When a more advanced model is needed

The standard classroom solution assumes ideal dilute behavior, full salt dissociation, negligible water autoionization compared with hydrolysis, and a single equilibrium. In real laboratory systems, several complications can matter:

• Activity coefficients become important at higher ionic strength.
• Temperature changes alter both pKa and Kw.
• Mixed solvents can dramatically shift acid-base behavior.
• Impurities or dissolved carbon dioxide can perturb measured pH.
• Very dilute solutions may require a stricter treatment of water autoionization.

For ordinary coursework and most standard aqueous exercises, though, the weak-base hydrolysis model is the correct and expected approach.
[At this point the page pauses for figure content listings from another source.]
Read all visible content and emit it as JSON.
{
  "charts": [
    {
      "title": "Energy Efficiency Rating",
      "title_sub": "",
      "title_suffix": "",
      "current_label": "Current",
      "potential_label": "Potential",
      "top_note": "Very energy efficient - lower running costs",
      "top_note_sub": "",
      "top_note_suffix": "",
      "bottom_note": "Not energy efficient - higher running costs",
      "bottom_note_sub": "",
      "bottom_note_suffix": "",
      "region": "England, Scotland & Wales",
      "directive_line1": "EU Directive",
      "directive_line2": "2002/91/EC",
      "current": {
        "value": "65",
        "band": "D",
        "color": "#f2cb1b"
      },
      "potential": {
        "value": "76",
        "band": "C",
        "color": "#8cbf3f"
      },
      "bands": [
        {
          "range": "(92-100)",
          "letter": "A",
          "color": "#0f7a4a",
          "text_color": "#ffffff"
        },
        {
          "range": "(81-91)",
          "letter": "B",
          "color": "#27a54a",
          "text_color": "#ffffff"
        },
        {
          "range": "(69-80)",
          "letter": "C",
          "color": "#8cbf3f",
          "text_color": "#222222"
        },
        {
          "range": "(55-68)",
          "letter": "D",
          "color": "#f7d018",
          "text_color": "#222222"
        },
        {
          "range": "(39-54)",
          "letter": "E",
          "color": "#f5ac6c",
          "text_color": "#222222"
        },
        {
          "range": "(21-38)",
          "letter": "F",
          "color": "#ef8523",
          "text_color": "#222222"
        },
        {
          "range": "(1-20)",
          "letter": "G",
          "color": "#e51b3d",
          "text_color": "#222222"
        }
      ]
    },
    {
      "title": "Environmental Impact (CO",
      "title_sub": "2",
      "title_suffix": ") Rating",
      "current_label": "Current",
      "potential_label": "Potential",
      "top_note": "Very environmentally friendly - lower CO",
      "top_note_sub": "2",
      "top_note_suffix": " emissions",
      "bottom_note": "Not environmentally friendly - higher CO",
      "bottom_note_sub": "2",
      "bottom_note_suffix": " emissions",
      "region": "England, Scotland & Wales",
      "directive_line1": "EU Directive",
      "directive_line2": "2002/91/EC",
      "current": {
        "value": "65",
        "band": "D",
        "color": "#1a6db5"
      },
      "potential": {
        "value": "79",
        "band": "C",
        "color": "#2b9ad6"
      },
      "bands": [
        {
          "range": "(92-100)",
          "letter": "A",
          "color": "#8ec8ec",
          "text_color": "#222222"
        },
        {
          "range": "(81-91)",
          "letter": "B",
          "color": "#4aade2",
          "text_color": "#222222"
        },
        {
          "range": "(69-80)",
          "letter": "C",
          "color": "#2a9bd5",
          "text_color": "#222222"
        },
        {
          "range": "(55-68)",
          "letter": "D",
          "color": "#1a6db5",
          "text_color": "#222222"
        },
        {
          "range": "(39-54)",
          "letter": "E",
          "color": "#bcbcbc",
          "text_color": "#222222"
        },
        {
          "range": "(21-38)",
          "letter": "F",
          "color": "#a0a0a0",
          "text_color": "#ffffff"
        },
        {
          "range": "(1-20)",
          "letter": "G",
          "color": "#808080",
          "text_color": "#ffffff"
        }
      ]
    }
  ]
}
Recommended reference sources

If you want deeper background on pH, acid-base constants, and laboratory standards, these authoritative references are useful:

• NIST pH standards and measurement guidance
• U.S. EPA overview of pH and aqueous chemistry significance
• University of Washington chemistry resources and instructional materials

Final answer

Using a concentration of 0.137 M sodium hexanoate and a typical pKa of 4.85 for hexanoic acid at 25°C, the calculated solution pH is:

pH ≈ 8.99

The path to that answer is straightforward: identify hexanoate as a weak base, convert pKa to Ka, convert Ka to Kb, solve for hydroxide concentration, then calculate pOH and pH. If you use the calculator above, you can also explore how the result changes with different assumed pKa values or temperatures.